Per il potassio ottime le albicocche, soprattutto secche, il cacao fondente, i fagioli bianchi, le patate, gli spinaci, zucche e zucchine, banane, uva essiccata e mandorle.
Il magnesio lo trovi invece in abbondanza nelle verdure a foglia verde, nel cioccolato amaro, nelle mandorle, nei pistacchi, nel riso integrale e nella crusca.
Rimedi naturali
Oltre al caldo, la pressione bassa può essere data da un calo glicemico, cioè da un abbassamento degli zuccheri nel sangue. Per ovviare a questo rischio, quando fai sport porta sempre una bustina di zucchero di canna in borsa da prendere sciolta in acqua nel momento critico. Meglio ancora se assunta sotto la lingua per una più rapida assimilazione. Sono ottime e utili, oltre che dissetanti, anche le bevande con tamarindo e karkadè (i fiori di ibisco) e, tra le spezie e le erbe aromatiche con cui puoi insaporire i tuoi piatti, peperoncino e rosmarino, sono tra le più consigliate.

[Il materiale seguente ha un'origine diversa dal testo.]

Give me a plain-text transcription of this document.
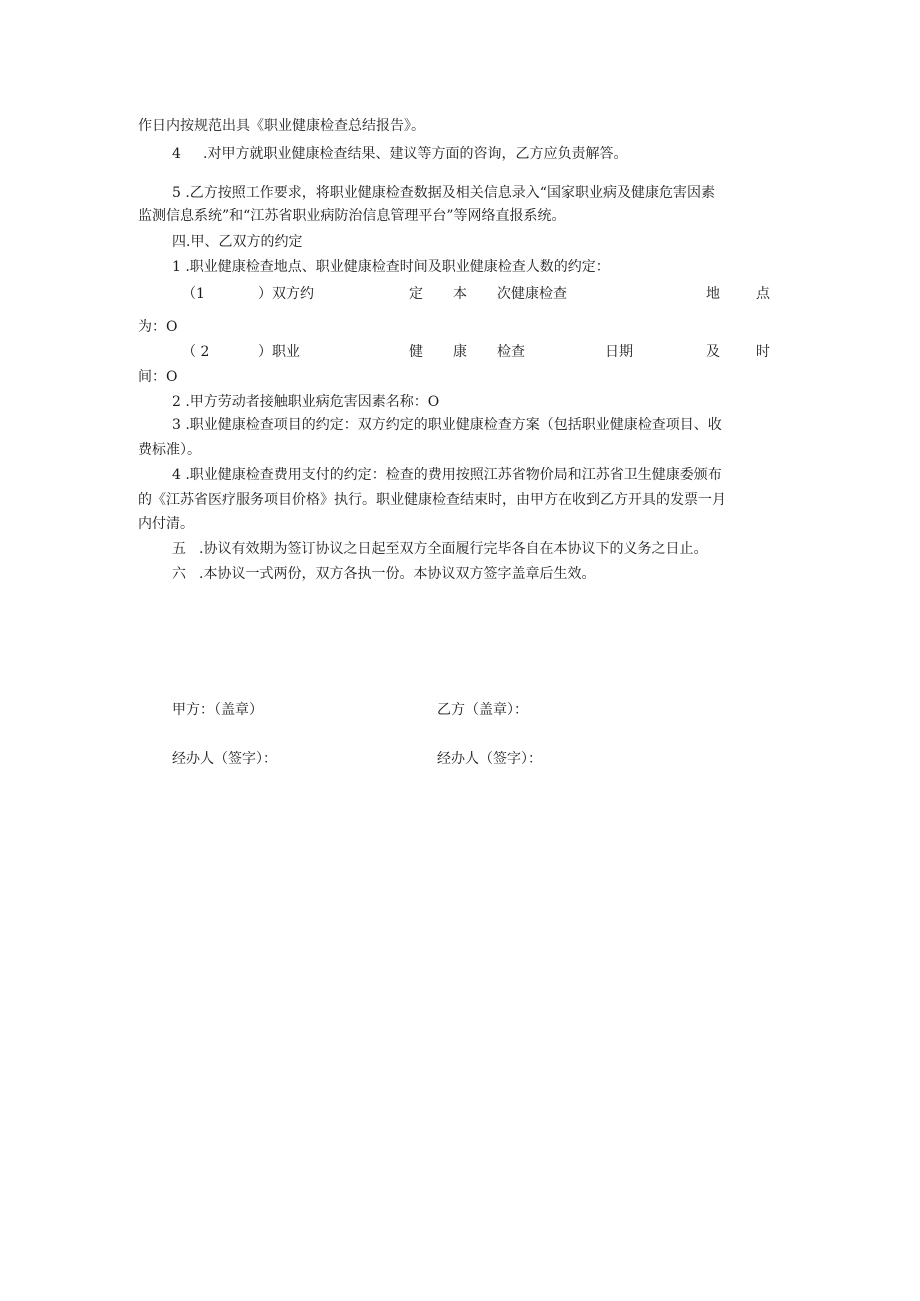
作日内按规范出具《职业健康检查总结报告》。
4 .对甲方就职业健康检查结果、建议等方面的咨询，乙方应负责解答。
5 .乙方按照工作要求，将职业健康检查数据及相关信息录入“国家职业病及健康危害因素
监测信息系统”和“江苏省职业病防治信息管理平台”等网络直报系统。
四.甲、乙双方的约定
1 .职业健康检查地点、职业健康检查时间及职业健康检查人数的约定：
（1	）双方约	定 本 次健康检查	地	点
为：O
（ 2	）职业	健 康 检查	日期	及	时
间：O
2 .甲方劳动者接触职业病危害因素名称：O
3 .职业健康检查项目的约定：双方约定的职业健康检查方案（包括职业健康检查项目、收
费标准）。
4 .职业健康检查费用支付的约定：检查的费用按照江苏省物价局和江苏省卫生健康委颁布
的《江苏省医疗服务项目价格》执行。职业健康检查结束时，由甲方在收到乙方开具的发票一月
内付清。
五 .协议有效期为签订协议之日起至双方全面履行完毕各自在本协议下的义务之日止。
六 .本协议一式两份，双方各执一份。本协议双方签字盖章后生效。
甲方：（盖章）	乙方（盖章）：
经办人（签字）：	经办人（签字）：
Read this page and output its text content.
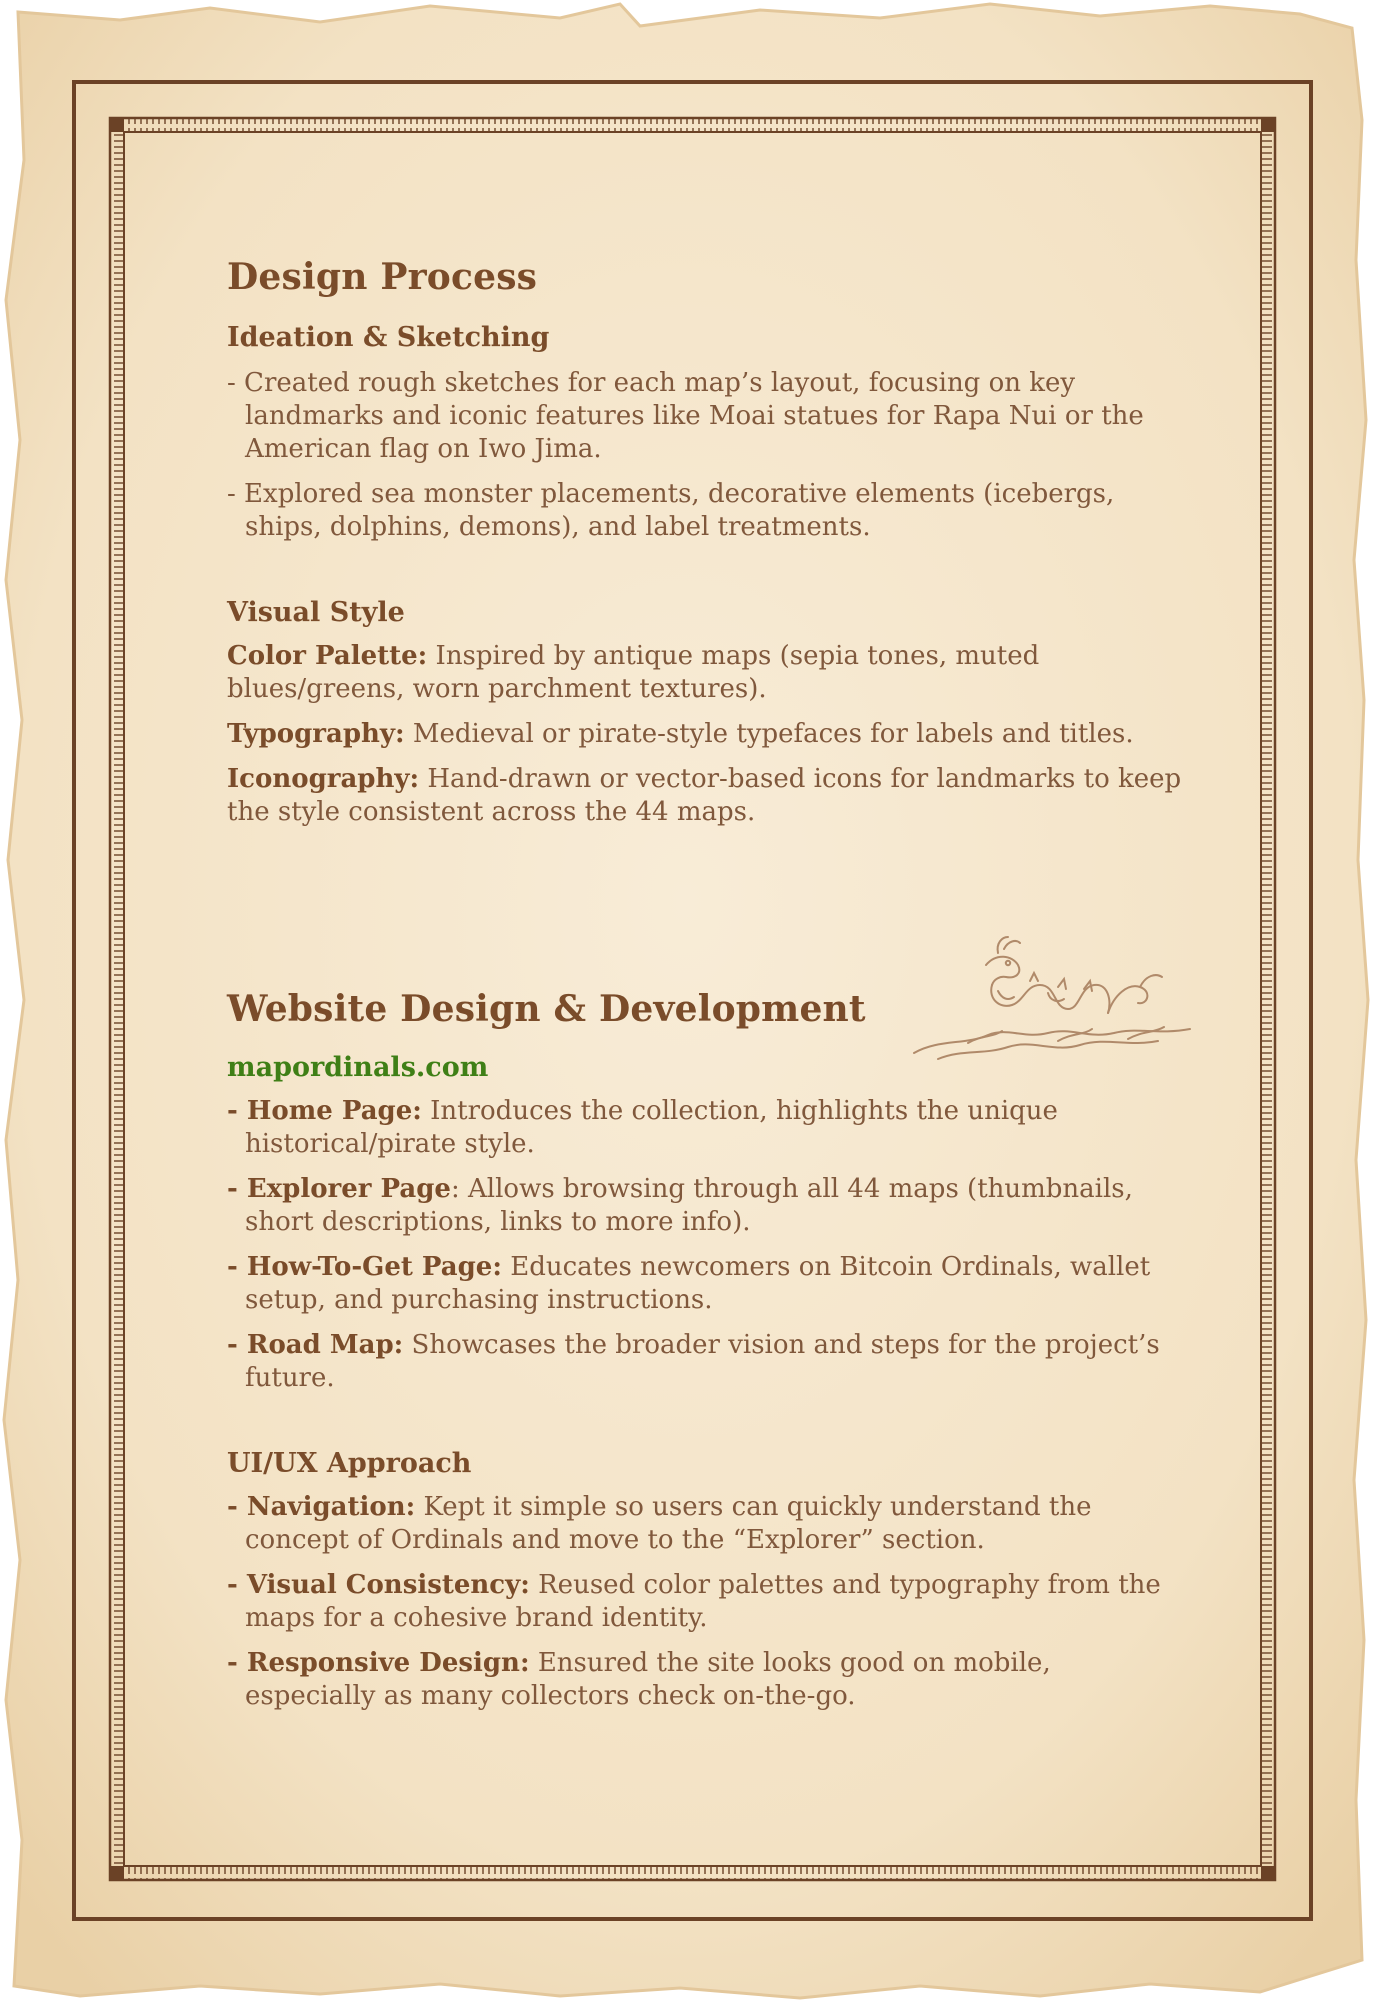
Design Process
Ideation & Sketching
- Created rough sketches for each map’s layout, focusing on key landmarks and iconic features like Moai statues for Rapa Nui or the American flag on Iwo Jima.
- Explored sea monster placements, decorative elements (icebergs, ships, dolphins, demons), and label treatments.
Visual Style
Color Palette: Inspired by antique maps (sepia tones, muted blues/greens, worn parchment textures).
Typography: Medieval or pirate-style typefaces for labels and titles.
Iconography: Hand-drawn or vector-based icons for landmarks to keep the style consistent across the 44 maps.
Website Design & Development
mapordinals.com
- Home Page: Introduces the collection, highlights the unique historical/pirate style.
- Explorer Page: Allows browsing through all 44 maps (thumbnails, short descriptions, links to more info).
- How-To-Get Page: Educates newcomers on Bitcoin Ordinals, wallet setup, and purchasing instructions.
- Road Map: Showcases the broader vision and steps for the project’s future.
UI/UX Approach
- Navigation: Kept it simple so users can quickly understand the concept of Ordinals and move to the “Explorer” section.
- Visual Consistency: Reused color palettes and typography from the maps for a cohesive brand identity.
- Responsive Design: Ensured the site looks good on mobile, especially as many collectors check on-the-go.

Non da ultimo, anzi è tra i rimedi più efficaci in caso di pressione bassa, la liquirizia da consumare sotto forma di caramelle, di bastoncini di radice da masticare direttamente o di succo puro.
Attenta però a non abusarne; il dosaggio di glicirrizina, il suo principio attivo più importante, è di massimo 0,5 grammo al giorno.

Calo di pressione: cosa fare
Stai camminando, correndo o facendo esercizio e improvvisamente ti senti debole, ti gira la testa, i tuoi riflessi sono più lenti e lo sguardo si fa appannato? Fermati subito, possibilmente in un luogo fresco. Sdraiati, porta le gambe in alto (in modo da far fluire il sangue al cervello), respira lentamente (se ti agiti è peggio), bagnati i polsi e la fronte con dell’acqua fredda e rimani in questa posizione fino a quando non avverti un miglioramento. Se però la sensazione di debolezza e mancamento continua, non esitare a chiamare aiuto. Può infatti capitare che tu svenga; lo svenimento è una risposta del corpo per predisporsi a non utilizzare più energia del necessario. Esiste infine un semplice accorgimento, di secolare memoria e ora studiato scientificamente dalla Vanderbilt University, Tennessee. Bere un bel bicchiere d’acqua. I risultati della ricerca della Vanderbilt University hanno evidenziato che bastano 250 centilitri d’acqua per fare aumentare la pressione di circa 20 mm di mercurio. Il meccanismo alla base non è ancora noto, ma il risultato è certo.